A escola secundária passa por uma remodelação e consolidação importantes, entre os anos de 1930 e 1960, principalmente através das reformas federais implantadas no governo de Getúlio Vargas: A Reforma Francisco Campos em 1931 e a Reforma Capanema em 1942.
Na Reforma Francisco Campos, os pressupostos da Escola Nova foram retomados e, dentre tantos pontos, um foi especialmente enfatizado: preparar os jovens para a vida e, principalmente, para o trabalho. A duração do ensino secundário passa para sete anos, e o ingresso ao primeiro ciclo se dava pelo Exame de Admissão. Segundo a autora, no que diz respeito à seleção cultural, a reforma trouxe um equilíbrio entre estudos literários e científicos, e o cientificismo foi revitalizado, embora a autora ressalte que, em parte, o currículo do ensino secundário perdeu o caráter humanista, tão acentuado até então.
A reforma que ficou conhecida como Capanema, na verdade, era a Lei Orgânica do Ensino Secundário, de 9 de abril de 1942, proposta pelo ministro Gustavo Capanema. Essa reforma buscou o resgate da formação humanista e do ensino secundário como ensino das elites, resultando no Curso Clássico, com ênfase às letras, e o Científico com foco nas ciências, de acordo com as intenções para estudos posteriores.
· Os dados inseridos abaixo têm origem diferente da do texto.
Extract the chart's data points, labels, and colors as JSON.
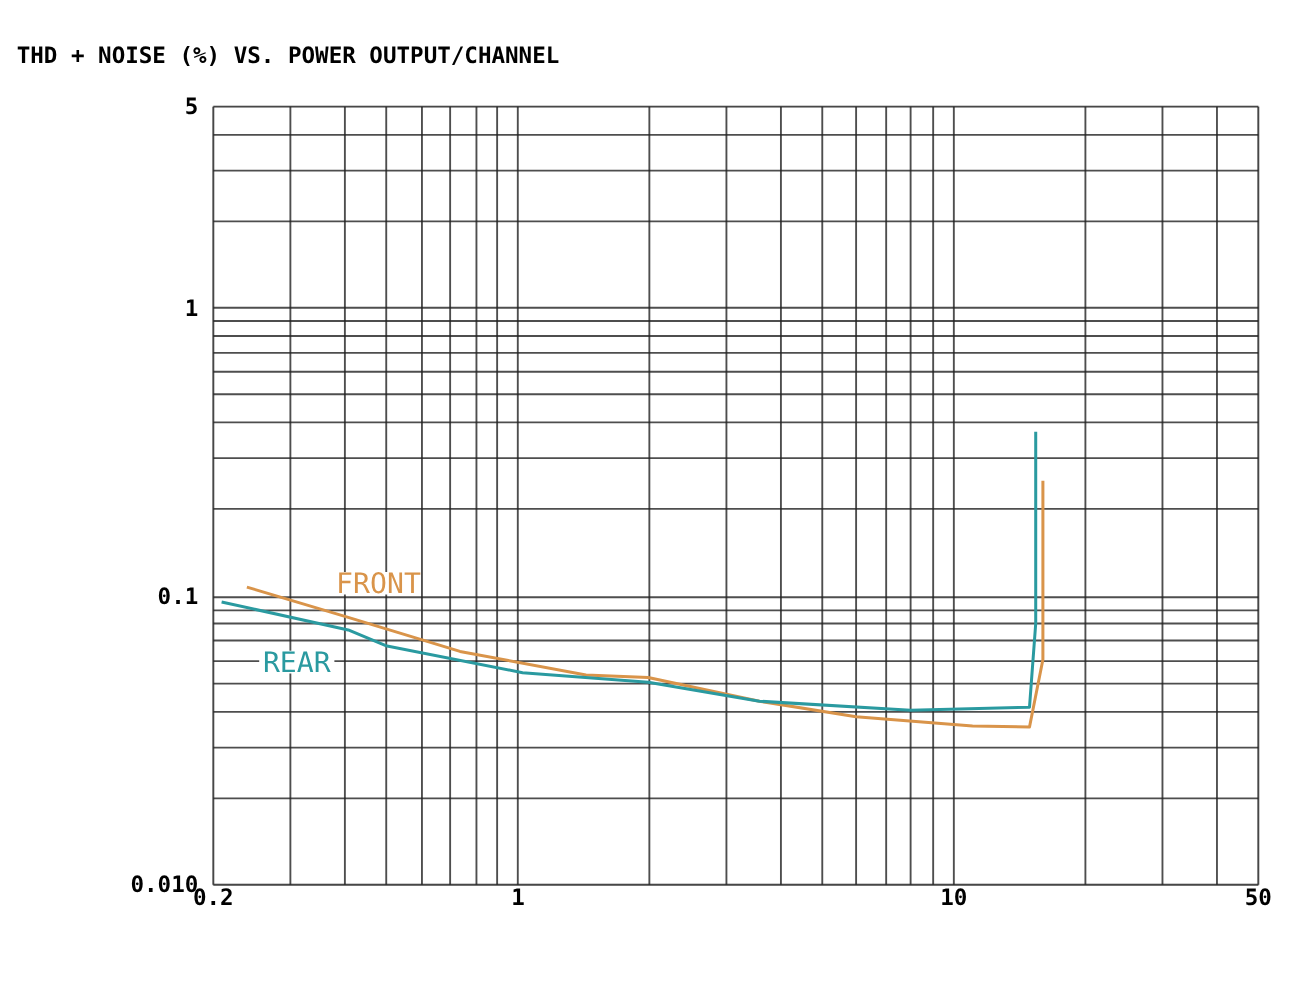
{
  "chart_data": {
    "type": "line",
    "title": "THD + NOISE (%) VS. POWER OUTPUT/CHANNEL",
    "log": "xy",
    "grid": true,
    "xlim": [
      0.2,
      50
    ],
    "ylim": [
      0.01,
      5
    ],
    "xticks": [
      0.2,
      {
        "value": 0.3,
        "label": null
      },
      {
        "value": 0.4,
        "label": null
      },
      {
        "value": 0.5,
        "label": null
      },
      {
        "value": 0.6,
        "label": null
      },
      {
        "value": 0.7,
        "label": null
      },
      {
        "value": 0.8,
        "label": null
      },
      {
        "value": 0.9,
        "label": null
      },
      1,
      {
        "value": 2,
        "label": null
      },
      {
        "value": 3,
        "label": null
      },
      {
        "value": 4,
        "label": null
      },
      {
        "value": 5,
        "label": null
      },
      {
        "value": 6,
        "label": null
      },
      {
        "value": 7,
        "label": null
      },
      {
        "value": 8,
        "label": null
      },
      {
        "value": 9,
        "label": null
      },
      10,
      {
        "value": 20,
        "label": null
      },
      {
        "value": 30,
        "label": null
      },
      {
        "value": 40,
        "label": null
      },
      50
    ],
    "yticks": [
      {
        "value": 0.01,
        "label": "0.010"
      },
      {
        "value": 0.02,
        "label": null
      },
      {
        "value": 0.03,
        "label": null
      },
      {
        "value": 0.04,
        "label": null
      },
      {
        "value": 0.05,
        "label": null
      },
      {
        "value": 0.06,
        "label": null
      },
      {
        "value": 0.07,
        "label": null
      },
      {
        "value": 0.08,
        "label": null
      },
      {
        "value": 0.09,
        "label": null
      },
      0.1,
      {
        "value": 0.2,
        "label": null
      },
      {
        "value": 0.3,
        "label": null
      },
      {
        "value": 0.4,
        "label": null
      },
      {
        "value": 0.5,
        "label": null
      },
      {
        "value": 0.6,
        "label": null
      },
      {
        "value": 0.7,
        "label": null
      },
      {
        "value": 0.8,
        "label": null
      },
      {
        "value": 0.9,
        "label": null
      },
      1,
      {
        "value": 2,
        "label": null
      },
      {
        "value": 3,
        "label": null
      },
      {
        "value": 4,
        "label": null
      },
      5
    ],
    "series": [
      {
        "name": "FRONT",
        "color": "#d9944a",
        "x": [
          0.24,
          0.41,
          0.74,
          1.44,
          2.0,
          3.6,
          6.0,
          11.1,
          15.0,
          16.1,
          16.1
        ],
        "values": [
          0.107,
          0.084,
          0.064,
          0.053,
          0.052,
          0.043,
          0.038,
          0.0353,
          0.035,
          0.06,
          0.25
        ]
      },
      {
        "name": "REAR",
        "color": "#2a9aa0",
        "x": [
          0.21,
          0.41,
          0.5,
          1.03,
          2.0,
          3.6,
          8.0,
          15.0,
          15.5,
          15.5
        ],
        "values": [
          0.095,
          0.076,
          0.067,
          0.054,
          0.05,
          0.043,
          0.04,
          0.041,
          0.08,
          0.37
        ]
      }
    ]
  }
}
Porém, em meados do século XX, o ensino secundário brasileiro sofreu grandes mudanças, inclusive na forma de acesso, atendendo à demanda das diferentes camadas sociais e perdendo o caráter elitista, adquirido anteriormente.
Anísio Teixeira e Lourenço Filho, citados pela autora, indicavam que a democratização do ensino se fazia necessária, quer pela necessidade de o Estado oferecer vagas, quer para atender às necessidades do tempo presente, tornando-se uma escola prática para enfrentar as novas mudanças sociais e econômicas que estavam se consolidando no Brasil.
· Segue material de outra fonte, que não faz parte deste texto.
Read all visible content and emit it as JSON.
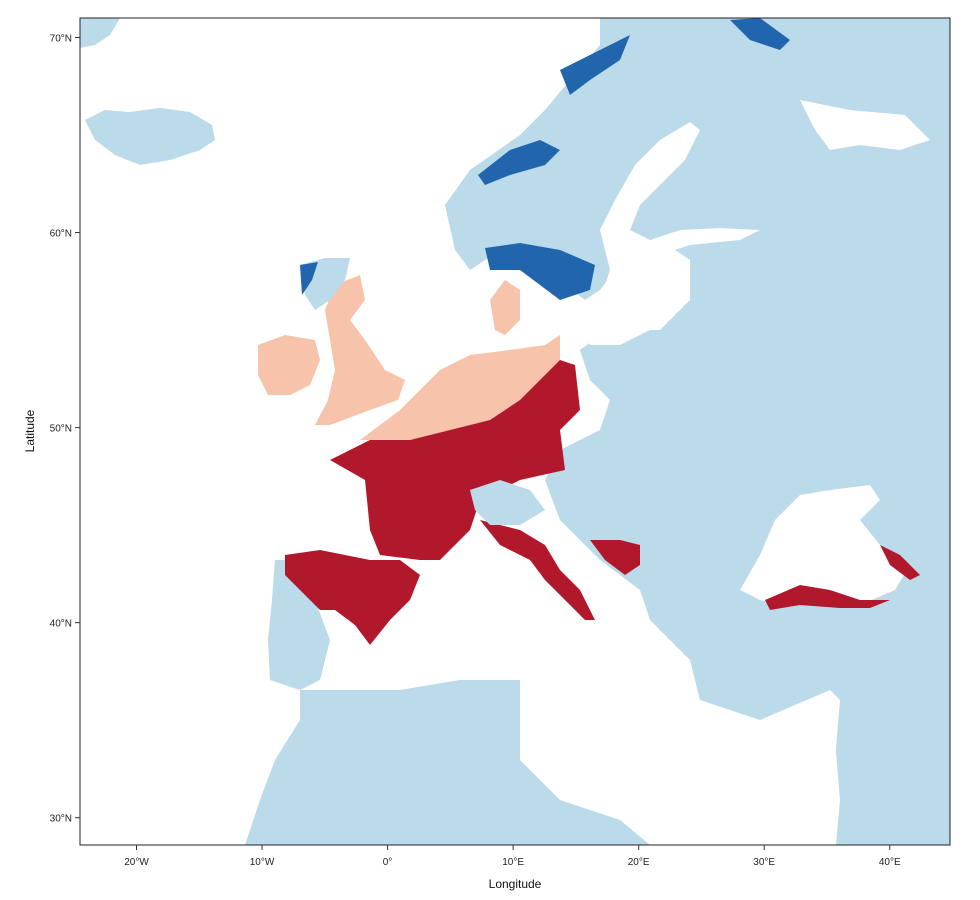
{
  "map": {
    "x_axis": {
      "title": "Longitude",
      "ticks": [
        {
          "value": -20,
          "label": "20°W"
        },
        {
          "value": -10,
          "label": "10°W"
        },
        {
          "value": 0,
          "label": "0°"
        },
        {
          "value": 10,
          "label": "10°E"
        },
        {
          "value": 20,
          "label": "20°E"
        },
        {
          "value": 30,
          "label": "30°E"
        },
        {
          "value": 40,
          "label": "40°E"
        }
      ]
    },
    "y_axis": {
      "title": "Latitude",
      "ticks": [
        {
          "value": 30,
          "label": "30°N"
        },
        {
          "value": 40,
          "label": "40°N"
        },
        {
          "value": 50,
          "label": "50°N"
        },
        {
          "value": 60,
          "label": "60°N"
        },
        {
          "value": 70,
          "label": "70°N"
        }
      ]
    },
    "extent": {
      "lon": [
        -24.5,
        44.8
      ],
      "lat": [
        28.6,
        71.0
      ]
    },
    "colors": {
      "sea": "#ffffff",
      "land_background": "#bbdaea",
      "dark_red": "#b2182b",
      "light_salmon": "#f7c4ab",
      "dark_blue": "#2166ac"
    }
  }
}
Na década de 60, são inúmeras as mudanças ocorridas, em função, inclusive, das lutas ideológicas, políticas e sociais. A primeira Lei de Diretrizes e Bases da Educação Nacional foi aprovada em dezembro de 1961. Conforme a autora, seria a primeira vez que a união passaria a não mais controlar o ensino secundário desde o período imperial. Porém voltaria a centralizar e a burocratizar a educação, através da Lei 5.692, de 11 de agosto de 1971. Mas foi na década de 70 que a escola pública consolidou-se no Brasil, bem como a sua universalização e expansão, adaptando-se, geralmente, de acordo com as demandas políticas e econômicas da sociedade brasileira.
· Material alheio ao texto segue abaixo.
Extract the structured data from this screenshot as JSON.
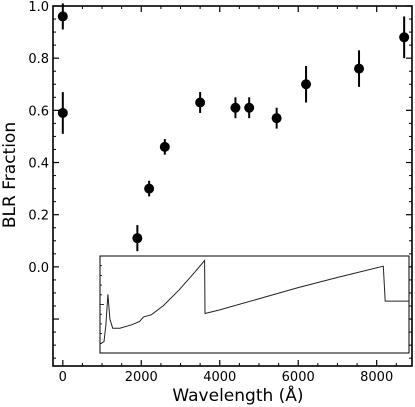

Em síntese, a obra de Rosa Fátima de Souza é de suma importância para todos os pesquisadores da História da Educação, principalmente para os de alinhamento teórico com a história cultural, leitura importante para professores de História da Educação, pedagogos e interessados nas valiosas contribuições históricas acerca da organização do trabalho escolar, do currículo e das reflexões sobre a cultura escolar.
Em outros termos, a autora apresenta uma visão panorâmica do percurso histórico da educação no Brasil. Nesse sentido, considera-se essa obra de Souza um texto básico para os estudiosos da área da educação e uma leitura obrigatória para profissionais que, direta ou indiretamente, atuam no meio educacional.
Nota
1 Código de Educação do Estado de São Paulo (apud SOUZA, 2008, p. 77-78).
Roseli Maria Bergozza – Aluna do Programa de Mestrado em Educação da Universidade de Caxias do Sul (UCS).